Introduction to Nightingale's Single Sign-On functionality
Configuration Example Explanation
# Whether to enable OIDC login functionality. Options: true/false
Enable = true
# The name displayed for OIDC login method in the frontend
DisplayName = 'OIDC Login'
# Redirect URL after successful OIDC authentication. This URL should be the callback address of the Nightingale monitoring service
RedirectURL = 'http://n9e-server:port/callback'
# SSO service address
SsoAddr = 'https://xxx.authing.cn/oidc'
# SSO logout address, used to handle user logout requests
SsoLogoutAddr = 'https://xxx.authing.cn/oidc/session/end'
# SSO service App ID
ClientId = '66988*************'
# SSO service App Secret
ClientSecret = 'cbc*************'
# Whether to override user attributes. Options: true/false
CoverAttributes = true
# Default roles for users in the Nightingale system.
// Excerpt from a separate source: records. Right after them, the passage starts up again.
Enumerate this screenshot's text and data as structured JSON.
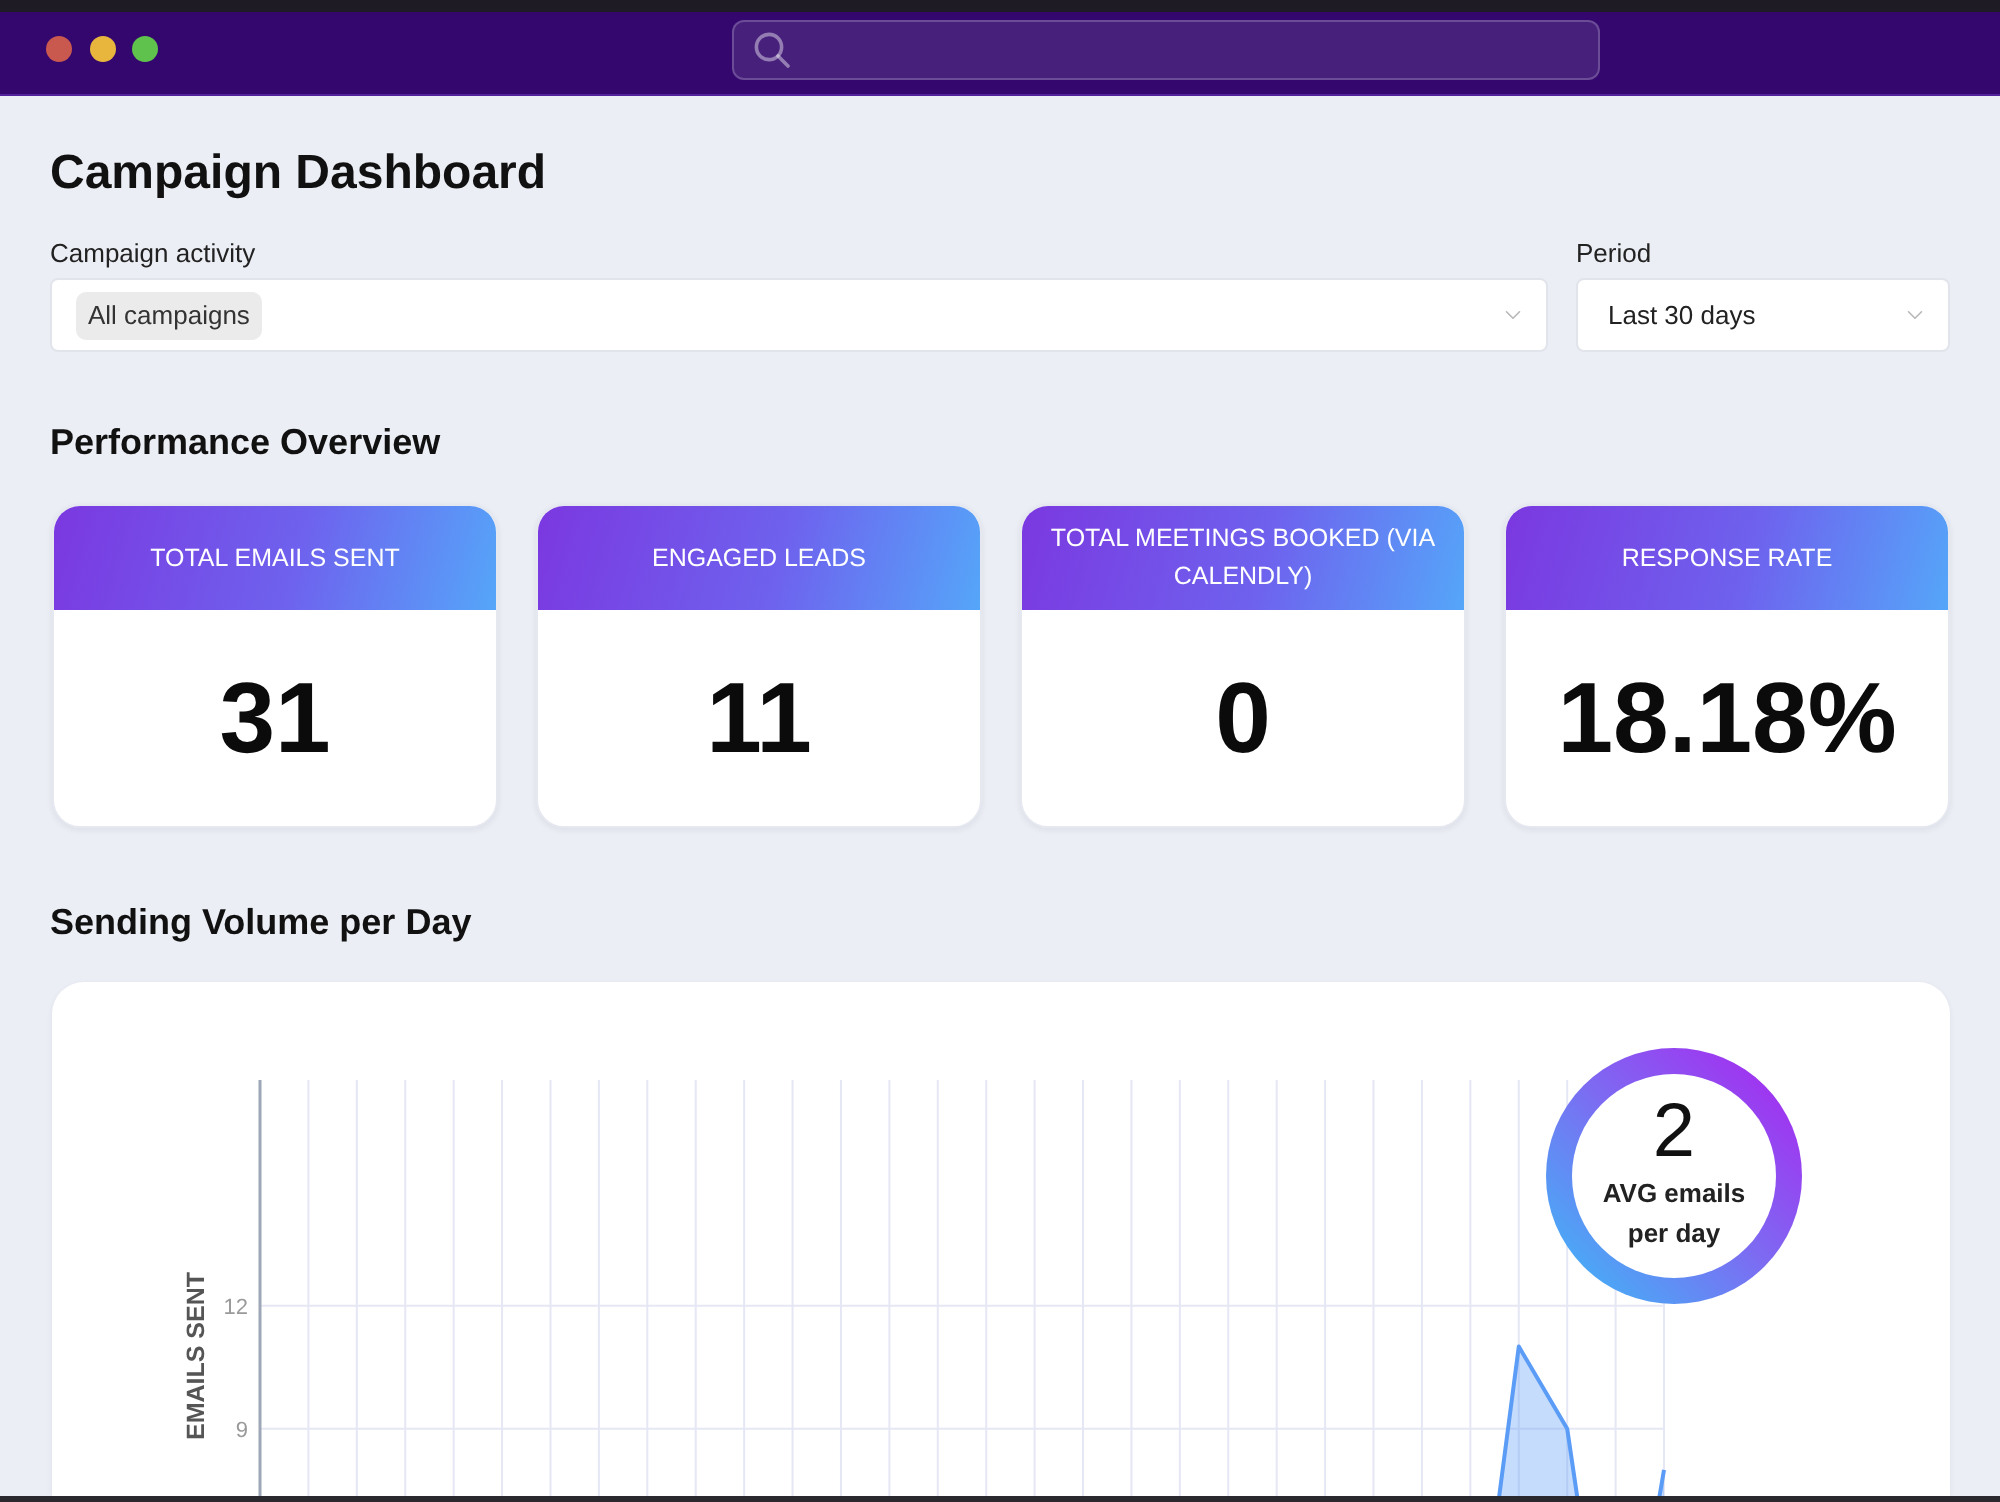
{
  "title": "Campaign Dashboard",
  "filters": [
    {
      "kind": "multi",
      "label": "Campaign activity",
      "chips": [
        "All campaigns"
      ]
    },
    {
      "kind": "single",
      "label": "Period",
      "value": "Last 30 days"
    }
  ],
  "performance": {
    "heading": "Performance Overview",
    "cards": [
      {
        "label": "TOTAL EMAILS SENT",
        "value": "31"
      },
      {
        "label": "ENGAGED LEADS",
        "value": "11"
      },
      {
        "label": "TOTAL MEETINGS BOOKED (VIA CALENDLY)",
        "value": "0"
      },
      {
        "label": "RESPONSE RATE",
        "value": "18.18%"
      }
    ]
  },
  "volume": {
    "heading": "Sending Volume per Day",
    "average": {
      "value": "2",
      "label": "AVG emails per day"
    },
    "chart_data": {
      "type": "area",
      "ylabel": "EMAILS SENT",
      "categories": [
        null,
        null,
        null,
        null,
        null,
        null,
        null,
        null,
        null,
        null,
        null,
        null,
        null,
        null,
        null,
        null,
        null,
        null,
        null,
        null,
        null,
        null,
        null,
        null,
        null,
        null,
        null,
        null,
        null,
        null
      ],
      "ylim": [
        0,
        17.5
      ],
      "yticks": [
        9,
        12
      ],
      "series": [
        {
          "color": "#5b9cf6",
          "values": [
            0,
            0,
            0,
            0,
            0,
            0,
            0,
            0,
            0,
            0,
            0,
            0,
            0,
            0,
            0,
            0,
            0,
            0,
            0,
            0,
            0,
            0,
            0,
            0,
            0,
            2,
            11,
            9,
            1,
            8
          ]
        }
      ]
    }
  }
}
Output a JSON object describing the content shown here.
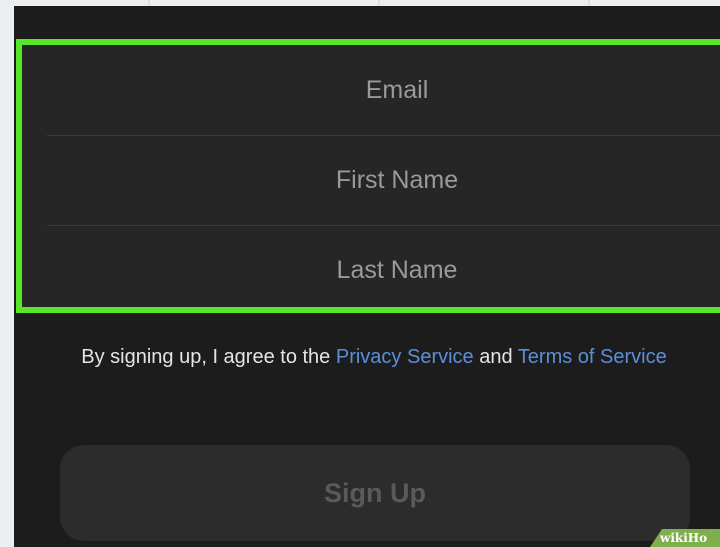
{
  "form": {
    "email_placeholder": "Email",
    "first_name_placeholder": "First Name",
    "last_name_placeholder": "Last Name",
    "highlight_color": "#56e62a"
  },
  "terms": {
    "prefix": "By signing up, I agree to the ",
    "privacy_link": "Privacy Service",
    "middle": " and ",
    "terms_link": "Terms of Service"
  },
  "signup": {
    "label": "Sign Up"
  },
  "watermark": {
    "text": "wikiHo"
  }
}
Options: Guest/Standard/Admin
DefaultRoles = ['Guest']
# Requested OIDC scopes
Scopes = ['openid', 'profile', 'email', 'phone']
# Mapping of OIDC user attributes to Nightingale user attributes
[Attributes]
# Mapping for username field
Username = 'sub'
# Mapping for nickname field
Nickname = 'nickname'
# Mapping for phone field
Phone = 'phone_number'
# Mapping for email field
Email = 'email'
Basic Configuration Explanation
Below is a basic explanation of the Authing OIDC configuration corresponding to Nightingale configuration:
The default RedirectURL is ‘http://n9e-server:port/callback’
| Nightingale Configuration | OIDC Configuration |
|---|---|
| SsoAddr | Authorization Endpoint |
| SsoLogoutAddr | Logout Endpoint |
| ClientId | App ID |
| ClientSecret | App Secret |
Different OIDC service providers may have different field mappings. You can adjust these through the mapping relationships in the Attributes section of the configuration file. The following is an example of adjustment, mapping email to Username.
[Attributes]
Username = 'email'
Nickname = 'nickname'
Phone = 'phone_number'
Email = 'email'
Account Login
Account Logout
Currently, direct logout of OIDC accounts from the Nightingale server side is not supported. If you need to log out of an account, you need to first log out from the OIDC service side, then return to the Nightingale service page and select account logout.